Background: Venous thromboembolism (VTE) is a serious and all too frequent hospital complication, therefore assessing each patient’s individual risk of VTE is an important part of their care.  Multiple models are available for risk assessment, however most not only include multiple data points requiring redundant entry, but can be labor intensive and time-consuming to complete on initial evaluation.  Current guidelines recommend VTE prophylaxis be utilized based on the patient’s potential risk, with no prophylaxis being used in the low risk population.  This recommendation has been further supported by recent studies showing the potentially deleterious effects of the overuse of prophylaxis.  However due to the cumbersome nature of current manual risk assessment, many patients are placed on prophylaxis reflexively on admission, regardless of risk.
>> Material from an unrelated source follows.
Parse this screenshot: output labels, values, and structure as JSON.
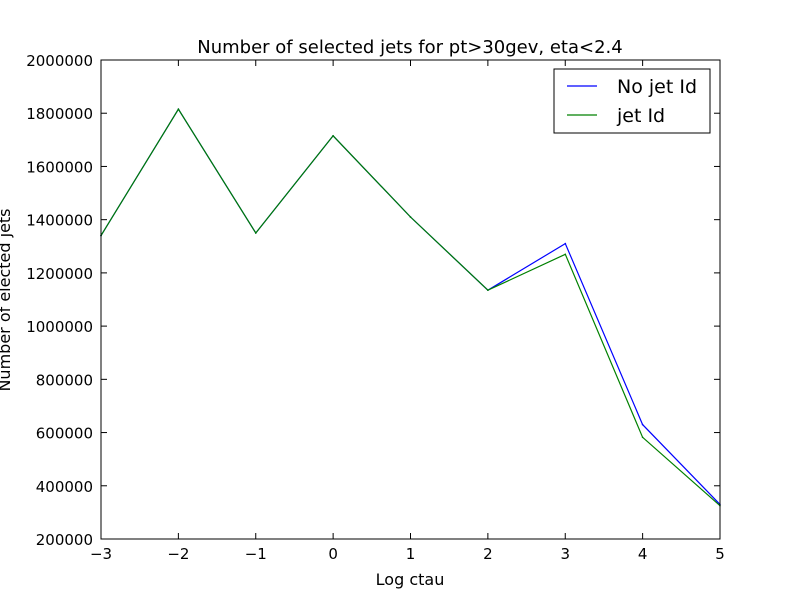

Purpose: The aim of our innovation is to develop a real-time, automated assessment of patient VTE risk based on elements that already exist in the electronic health record (EHR).  The risk assessment would then be integrated into the physician workflow on admission to improve the appropriateness of VTE prophylaxis orders, and therein improving patient safety.

Description: A multi-disciplinary team of nurses, physicians, analytics personnel, and information technologists was formed to create, validate, and implement the risk assessment tool.  The Padua score was chosen as the preferred risk assessment model based on its strong validity and relatively fewer data points required.  Variables of the risk assessment tool are pulled directly from the patient’s already documented medical history and current problem list in the EHR, which requires utilization of problem-based charting within the EHR.  There is no need for any additional data entry from the user other that normally required for documentation of the history and physical exam.  Mobility, a relatively subjective element of the risk assessment model, is calculated by nursing documentation of the Braden score as a surrogate marker.  Manual chart review is being completed to verify the automated data pull and to identify areas of improvement prior to it being operationalized.  When the cumulative risk score is calculated, it is linked to a color code to clearly specify the patient’s relative risk of VTE (low, intermediate, or high).  This risk score and stratification will be represented to the provider as they enter the chart in the form of an alert, with information detailing the guideline-based treatment recommendations for each stratum of risk.  Once fully integrated into the EHR, the risk assessment will be implemented at all of our health system hospitals.

Conclusions: VTE risk assessment is an important aspect of patient care, but can be time consuming and is often overlooked.  By employing an automated risk assessment tool, providers can more effectively prescribe appropriate levels of prophylaxis more efficiently.  A multi-disciplinary team is an essential element of creating this tool, given the various levels of stakeholders related to direct patient care and maintenance of the EHR.  Once fully implemented, we intend to track rates of guideline-based VTE prophylaxis use to determine the true effect size of the change and its impact on patient safety.